Anlaşırlardı ama Susurluk’tan sonra bozuldular. DİSK “Ergenekon davasına destek verdi. Soruşturmayı destekliyoruz dedi. Mustafa Özbek’e eleştirilerimiz var” dedi. Sendika içinde de sokakta gördüğümüz Ergenekon’u destekleyenler ve karşı olanlar var. Nokta Dergisi’nin yayınladığı günlüklerde adı çokça geçiyor Mustafa Özbek’in ön adıyla üstelik “Sendikalardan Mustafa ile görüşeceğim” gibi mesela. Zaten Genelkurmay resepsiyonlarında ağırlanıyorlardı, General güvencesinde algılıyorlardı kendilerini bence. Bütün işçiler farkında. O saltanatı fark etmez olurlar mı? Avrasya televizyonunda çalışan bir-iki kişi dışında niye işçiler ayaklanmadı peki? Sendikalar vergi mükellefi değil, hiçbiri kendini denetletmiyor. Hesap vermiyor. İşçiden topladıkları paralar ne oluyor, kimse söylemiyor. Ben sordum, devlet haini olmakla suçladılar. Şimdi 34 yıllık sendika başkanı Özbek için Ergenekon’un kasası diyorlar.
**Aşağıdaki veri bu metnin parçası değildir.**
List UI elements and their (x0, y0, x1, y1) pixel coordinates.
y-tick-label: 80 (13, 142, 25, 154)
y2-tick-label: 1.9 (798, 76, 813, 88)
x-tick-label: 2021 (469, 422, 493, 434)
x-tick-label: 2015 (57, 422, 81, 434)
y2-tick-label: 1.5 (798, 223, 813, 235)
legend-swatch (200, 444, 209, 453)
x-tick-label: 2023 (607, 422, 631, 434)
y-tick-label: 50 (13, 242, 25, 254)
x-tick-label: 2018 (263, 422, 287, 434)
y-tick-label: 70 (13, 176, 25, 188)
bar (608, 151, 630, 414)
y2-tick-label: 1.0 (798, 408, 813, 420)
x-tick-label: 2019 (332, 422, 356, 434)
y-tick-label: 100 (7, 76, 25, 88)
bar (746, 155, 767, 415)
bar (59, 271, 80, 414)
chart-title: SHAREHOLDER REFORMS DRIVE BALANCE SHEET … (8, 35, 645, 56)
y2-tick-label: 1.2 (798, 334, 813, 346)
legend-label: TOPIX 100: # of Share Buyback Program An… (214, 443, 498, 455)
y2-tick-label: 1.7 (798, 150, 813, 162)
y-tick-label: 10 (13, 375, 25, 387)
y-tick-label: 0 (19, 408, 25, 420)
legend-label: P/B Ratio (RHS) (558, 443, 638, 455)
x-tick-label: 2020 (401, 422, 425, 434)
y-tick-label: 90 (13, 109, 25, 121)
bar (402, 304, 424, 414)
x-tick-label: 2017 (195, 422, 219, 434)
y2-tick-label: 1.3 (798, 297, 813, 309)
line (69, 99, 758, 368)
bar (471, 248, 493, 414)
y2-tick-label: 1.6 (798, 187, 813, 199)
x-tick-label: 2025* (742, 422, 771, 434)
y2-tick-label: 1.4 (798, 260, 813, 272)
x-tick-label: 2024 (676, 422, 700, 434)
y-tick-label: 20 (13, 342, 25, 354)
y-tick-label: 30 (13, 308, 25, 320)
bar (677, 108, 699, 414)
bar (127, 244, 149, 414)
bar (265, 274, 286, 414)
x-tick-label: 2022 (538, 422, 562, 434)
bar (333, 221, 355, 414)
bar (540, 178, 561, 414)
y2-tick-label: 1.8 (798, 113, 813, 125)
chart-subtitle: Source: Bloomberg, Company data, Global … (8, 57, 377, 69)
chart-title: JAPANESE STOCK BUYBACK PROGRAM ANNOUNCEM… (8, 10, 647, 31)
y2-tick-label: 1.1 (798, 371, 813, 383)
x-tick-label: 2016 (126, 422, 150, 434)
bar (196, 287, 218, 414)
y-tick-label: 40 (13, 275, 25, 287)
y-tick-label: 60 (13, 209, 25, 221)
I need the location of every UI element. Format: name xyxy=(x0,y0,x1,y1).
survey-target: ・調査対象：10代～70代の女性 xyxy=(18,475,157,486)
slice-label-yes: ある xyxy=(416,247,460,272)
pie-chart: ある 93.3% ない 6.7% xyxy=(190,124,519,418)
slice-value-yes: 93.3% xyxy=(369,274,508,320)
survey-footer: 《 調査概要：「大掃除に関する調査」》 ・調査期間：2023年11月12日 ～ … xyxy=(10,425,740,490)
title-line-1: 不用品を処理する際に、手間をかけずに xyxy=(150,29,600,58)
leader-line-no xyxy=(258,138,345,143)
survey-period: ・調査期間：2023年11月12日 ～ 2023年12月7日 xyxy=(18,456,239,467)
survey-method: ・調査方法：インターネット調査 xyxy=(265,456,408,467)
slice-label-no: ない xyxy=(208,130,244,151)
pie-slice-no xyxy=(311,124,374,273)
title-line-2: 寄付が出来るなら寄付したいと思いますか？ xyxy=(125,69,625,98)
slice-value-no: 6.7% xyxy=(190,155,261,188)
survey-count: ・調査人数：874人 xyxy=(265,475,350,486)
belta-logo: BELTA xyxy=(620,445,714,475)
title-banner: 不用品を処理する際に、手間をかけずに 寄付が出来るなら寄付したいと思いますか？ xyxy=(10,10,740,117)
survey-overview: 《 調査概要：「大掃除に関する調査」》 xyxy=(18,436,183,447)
Özbek sendika içinde de muhalif olanı ya terörist ya irticacı gösterip dışlamıştır zaten. Cumhuriyet gazetesinin hissedarı olduğu iddiası var. Metal iş sendika görünümünde bir şirkettir. Çok zengindir. Ama üyeleri yararlanamaz. Çok tuhaf değil mi? Sendikalar Avrupa Birliği’ni istemezler mesela. Karşıdırlar. İşçiler karşı değildir AB’ye. Ben emekli olduğumda KİT olmasına rağmen 40 milyar aldım. Sendikacı üç yılda o parayı ikramiye olarak alıyor. Sistemin değişmesini ister mi? Saltanatı var. Tabii ki darbeyi destekler. Ayrıca sadece Mustafa Özbek değil konuştuğumuz. Çoğu böyle. Bayram Meral, Salim Uslu büyük varlık elde ettiler sendikacılıktan. Türk- iş darbelere, muhtıralara, sıkıyönetimlere tereddütsüz destek vermiştir. İşçi sınıfı güçlü olsaydı sendikalar darbeyi destekleyemezdi. Demokrasiyi sahiplenen bir işçi sınıfı yok.
Demokrasi yoksul toplum sistemi değil
İşçiler 1 Mayıs’ta yürümek istiyorlar ama sendikalara karşı ayaklanmıyorlar niye?
Hiçbir sendikalı bundan konuşmaz. Başıma bir iş gelir korkusunu geçirirseniz, işçilerden verim alırsınız. Bir sorunun çözümü için doğru dürüst bir tartışma ortamı olması lazım. Yasakları kaldırmalısınız bir kere.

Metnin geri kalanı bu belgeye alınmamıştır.